Un sujet de souveraineté par excellence
Le dernier Livre blanc reconnaît « la sécurité des systèmes d’information » comme « composante essentielle de la souveraineté nationale ». Une vision exprimée aussi par le ministre de la défense Jean-Yves Le Drian, dans son discours à Rennes en juin dernier, en ouverture d’un colloque sur la cyberdéfense. Le risque « c’est désormais l’atteinte aux intérêts stratégiques de l’Etat et à notre autonomie d’appréciation, de décision et d’action, par la menace cyber. C’est un enjeu majeur de défense et de souveraineté de la Nation ».
Le dernier Livre blanc reconnaît « la sécurité des systèmes d’information » comme « composante essentielle de la souveraineté nationale ». Une vision exprimée aussi par le ministre de la défense Jean-Yves Le Drian, dans son discours à Rennes en juin dernier, en ouverture d’un colloque sur la cyberdéfense. Le risque « c’est désormais l’atteinte aux intérêts stratégiques de l’Etat et à notre autonomie d’appréciation, de décision et d’action, par la menace cyber. C’est un enjeu majeur de défense et de souveraineté de la Nation ».
Patrick Pailloux*, ancien directeur général de l’ANSSI (Agence nationale de la sécurité des systèmes d’information), parle même de la « souveraineté de la souveraineté ». Pour lui, « Si nous ne sommes pas capables de protéger nos propres données, le reste ne sert à rien. À quoi servirait de concevoir entièrement par nous-mêmes des systèmes de défense placés sous notre contrôle exclusif si nous sommes impuissants pas ailleurs à assurer leur protection ? (…) Il s’agit de conserver la capacité – que la France avait par le passé – de protéger ses informations de manière autonome. »
Compte tenu des enjeux de souveraineté, la question des coopérations est un sujet délicat d’emblée. En faire l’un des six « Axes » du Pacte, en précisant qu’au premier rang des partenaires potentiels « se trouvent naturellement les Etats membres de l’Union européenne et les Etats alliés de l’OTAN » a de quoi étonner, en particulier à la lumière des révélations de l’affaire Snowden/NSA. Mais même si on fait abstraction de cet énorme « éléphant dans la salle », l’idée de trop miser sur l’une ou l’autre enceinte serait au mieux naïve, au pire carrément néfaste.
Coopération cyberdéfense dans l’OTAN ?
Le Pacte prévoit de « s’engager à l’OTAN pour garantir la résilience de l’organisation en cas de crise cyber et les capacités des forces alliées en opération ». Mais cette approche pragmatique et restrictive de la France se heurte, du côté de l’OTAN, à un véritable projet politique. Lequel projet voit dans le cyber un nouveau domaine où il convient d’asseoir le droit de regard de l’organisation au plus vite possible. C’est écrit noir sur blanc dans le rapport annuel 2013 du Secrétaire général de l’Alliance : « Bien que le rôle principal de l’OTAN dans le domaine cybernétique soit de défendre ses propres réseaux, en 2013, l’Alliance a élargi ses activités à la lutte contre les cybermenaces ».
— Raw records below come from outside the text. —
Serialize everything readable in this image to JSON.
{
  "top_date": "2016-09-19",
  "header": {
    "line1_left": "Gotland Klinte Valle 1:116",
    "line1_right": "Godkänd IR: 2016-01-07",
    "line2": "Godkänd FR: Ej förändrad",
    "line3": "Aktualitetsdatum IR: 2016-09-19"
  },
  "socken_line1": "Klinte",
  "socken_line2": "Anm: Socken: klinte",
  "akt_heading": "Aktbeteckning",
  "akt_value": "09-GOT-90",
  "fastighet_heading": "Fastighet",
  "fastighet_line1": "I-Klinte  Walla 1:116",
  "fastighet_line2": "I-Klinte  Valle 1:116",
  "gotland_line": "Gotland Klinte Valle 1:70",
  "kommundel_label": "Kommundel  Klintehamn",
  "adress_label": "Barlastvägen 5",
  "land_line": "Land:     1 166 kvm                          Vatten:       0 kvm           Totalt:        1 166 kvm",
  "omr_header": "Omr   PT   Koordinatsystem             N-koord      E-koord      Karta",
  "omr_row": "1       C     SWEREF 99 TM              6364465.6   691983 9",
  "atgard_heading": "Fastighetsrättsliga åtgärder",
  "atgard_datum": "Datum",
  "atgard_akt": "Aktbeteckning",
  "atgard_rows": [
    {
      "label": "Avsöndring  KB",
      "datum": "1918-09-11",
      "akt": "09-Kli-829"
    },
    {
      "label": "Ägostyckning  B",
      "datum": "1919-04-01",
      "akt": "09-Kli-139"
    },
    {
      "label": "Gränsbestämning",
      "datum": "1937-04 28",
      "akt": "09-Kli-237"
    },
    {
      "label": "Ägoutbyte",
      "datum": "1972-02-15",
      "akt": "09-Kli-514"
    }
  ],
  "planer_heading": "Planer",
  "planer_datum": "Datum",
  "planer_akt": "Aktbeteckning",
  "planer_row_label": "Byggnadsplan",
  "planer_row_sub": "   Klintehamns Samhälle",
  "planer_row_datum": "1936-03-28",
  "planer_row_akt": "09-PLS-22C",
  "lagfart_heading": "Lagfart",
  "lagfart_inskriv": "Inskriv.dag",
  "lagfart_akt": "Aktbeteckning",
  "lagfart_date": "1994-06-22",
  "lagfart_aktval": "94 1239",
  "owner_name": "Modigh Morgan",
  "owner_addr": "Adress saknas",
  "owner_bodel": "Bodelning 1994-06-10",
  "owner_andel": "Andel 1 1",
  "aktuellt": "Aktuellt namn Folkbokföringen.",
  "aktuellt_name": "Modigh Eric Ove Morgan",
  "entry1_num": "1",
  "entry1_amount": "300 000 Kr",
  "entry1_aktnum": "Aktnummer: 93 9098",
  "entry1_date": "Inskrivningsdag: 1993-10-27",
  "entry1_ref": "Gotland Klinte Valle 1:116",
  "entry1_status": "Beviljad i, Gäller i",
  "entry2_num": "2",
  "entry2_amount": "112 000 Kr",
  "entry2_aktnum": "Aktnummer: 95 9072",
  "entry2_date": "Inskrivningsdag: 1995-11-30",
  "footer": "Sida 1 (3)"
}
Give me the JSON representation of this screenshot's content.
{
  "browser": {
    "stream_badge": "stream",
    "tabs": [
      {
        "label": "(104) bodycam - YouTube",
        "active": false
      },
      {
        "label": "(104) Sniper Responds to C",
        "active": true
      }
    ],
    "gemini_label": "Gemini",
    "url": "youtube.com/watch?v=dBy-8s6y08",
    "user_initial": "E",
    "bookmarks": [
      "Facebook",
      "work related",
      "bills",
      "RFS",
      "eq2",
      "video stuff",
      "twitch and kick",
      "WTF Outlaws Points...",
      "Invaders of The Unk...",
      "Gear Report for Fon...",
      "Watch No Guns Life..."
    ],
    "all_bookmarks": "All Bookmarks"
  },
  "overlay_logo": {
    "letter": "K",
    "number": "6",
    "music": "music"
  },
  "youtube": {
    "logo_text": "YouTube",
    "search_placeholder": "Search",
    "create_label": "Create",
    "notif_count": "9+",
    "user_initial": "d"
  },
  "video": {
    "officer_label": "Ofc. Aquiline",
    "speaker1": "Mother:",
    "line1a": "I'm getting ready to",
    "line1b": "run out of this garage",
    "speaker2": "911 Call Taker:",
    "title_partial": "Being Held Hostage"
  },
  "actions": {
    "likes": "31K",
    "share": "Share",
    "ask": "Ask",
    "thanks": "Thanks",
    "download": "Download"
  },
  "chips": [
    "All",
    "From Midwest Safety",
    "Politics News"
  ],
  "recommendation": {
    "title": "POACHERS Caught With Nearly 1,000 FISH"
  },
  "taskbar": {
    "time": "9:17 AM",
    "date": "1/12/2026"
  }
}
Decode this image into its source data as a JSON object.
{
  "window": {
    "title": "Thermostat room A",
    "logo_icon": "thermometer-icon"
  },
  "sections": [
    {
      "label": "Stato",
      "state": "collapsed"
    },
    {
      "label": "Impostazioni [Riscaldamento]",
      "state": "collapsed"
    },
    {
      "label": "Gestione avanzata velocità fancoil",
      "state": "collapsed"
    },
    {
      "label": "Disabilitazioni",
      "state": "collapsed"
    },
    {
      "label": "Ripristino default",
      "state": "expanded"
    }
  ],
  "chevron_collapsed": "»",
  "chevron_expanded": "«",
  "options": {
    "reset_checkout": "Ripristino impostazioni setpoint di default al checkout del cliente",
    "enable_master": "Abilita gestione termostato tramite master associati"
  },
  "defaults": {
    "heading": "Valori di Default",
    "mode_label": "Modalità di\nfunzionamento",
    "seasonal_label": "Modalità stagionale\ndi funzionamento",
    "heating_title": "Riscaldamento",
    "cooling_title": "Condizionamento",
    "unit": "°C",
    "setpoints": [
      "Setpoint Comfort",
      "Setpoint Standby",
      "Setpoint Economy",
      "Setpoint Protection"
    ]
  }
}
Ce qui implique d’être « mieux préparée à prêter assistance à des pays membres ou partenaires de l’Alliance lorsqu’il s’agit de détecter une cyberattaque, d’assurer la défense contre une telle attaque ou de rétablir le fonctionnement normal des réseaux ». L’OTAN se porte donc volontaire pour reprendre à son compte, en principe, une large part du fardeau que constitue, pour les Etats membres, leur propre cyberdéfense. Dans cet esprit, les références au fameux Article 5 (de « défense collective ») dans le contexte d’éventuelles cyberattaques se font de plus en plus fréquentes. Reste à définir quel type d’interférence OTAN/US on tente de justifier cette fois-ci derrière ce paravent.
Le Pacte semble confirmer que la France souhaite s’en tenir à ce que l’Article 5 prévoit stricto sensu en cas d’agression armée : une assistance volontaire sur décision nationale (« en cas de crise cyber particulièrement grave qui affecterait un de nos alliés, nous [la France] assumerions naturellement nos responsabilités en l’assistant de notre mieux »). Ce qui limiterait fort heureusement le droit de regard de l’Alliance. Et serait donc plus conforme à la position traditionnelle de Paris, laquelle s’efforce de cantonner l’OTAN à la protection de ses propres réseaux et des forces en déploiement. C’est déjà assez de pain sur la planche, manifestement.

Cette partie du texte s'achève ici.